# And The Newbies Keep Rollin In...



## Kane's Undertow (May 30, 2009)

Another proud new OB owner here. After selling our Fleetwood E1 last summer, 9 months of research, and a few deals that fell through, we found our OB, inspected it, bought it, and brought it home in a matter of 5 hours.







We are so excited. Can't wait to take it out. Of course we keep reading on the site and have gotten many good ideas for mods etc. Going to buy a gen this week and possibly have the axels flipped too.

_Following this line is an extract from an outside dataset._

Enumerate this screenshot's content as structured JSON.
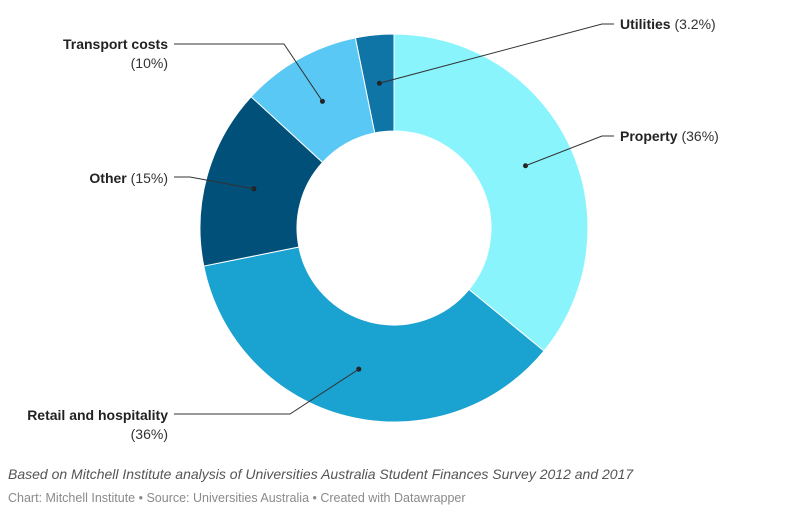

I am sure we will stay busy between the camping and the mods.


----------



## LarryTheOutback (Jun 15, 2005)

Welcome aboard!

Ed


----------



## tdvffjohn (Mar 10, 2005)

Kane said:


> I am sure we will stay busy between the camping and the mods.


And reading the furum.

Welcome and enjoy the camper

John


----------



## Nathan (Jan 2, 2007)

Welcome, and congrats on the OB!


----------



## California Jim (Dec 11, 2003)

Congrats and welcome


----------



## Ridgway-Rangers (Apr 18, 2008)

WOW, congrats!







have fun with the mods and remember, pictures are a must.
have fun with the new OB,
Brian


----------



## Y-Guy (Jan 30, 2004)

Welcome!


----------



## Sayonara (Jul 23, 2007)

WELCOME AND CONGRATS !!

Enjoy it and stay in touch !!


----------



## 'Ohana (May 20, 2007)

Welcome to Outbackers

Depending on where you hail from, be sure and check for a group get together near by, as it's a great way to learn more about your TT and have lots of fun









Ed


----------



## Oregon_Camper (Sep 13, 2004)

Welcome...Welcome...Welcome.

Glad you found us.









Congrats on the new Outback. You're going to LOVE it.
















Where are you from?


----------



## GoodTimes (Mar 9, 2009)

Going from your Fleetwood to an Outback - you're in the lap of luxury now. Welcome and enjoy!


----------



## Doxie-Doglover-Too (Jan 25, 2007)

BTW- I LOVE Whippets!


----------



## wolfwood (Sep 19, 2005)

To you AND your Outbarkers!!


----------



## ROB & JUDY OUTBACKERS (Mar 9, 2007)

WELCOME ABOARD AND HAPPY CAMPING !
You are going to love your new Outback and this site.


----------



## rock hill (Apr 17, 2009)

sounds great, you are really going to appreciate your OB especially coming from an E1!


----------



## OregonCampin (Mar 9, 2007)

Glad you could join us!!! We went from a pop-up to our Outback too.... what a difference~


----------



## Kane's Undertow (May 30, 2009)

Oregon_Camper said:


> Welcome...Welcome...Welcome.
> 
> Glad you found us.
> 
> ...


Thanks for the warm welcome everyone. We are from Colorado Springs.


----------



## rdvholtwood (Sep 18, 2008)

Welcome!!


----------



## fshr4life (Feb 7, 2009)

Congratulations! You're going to love it!


----------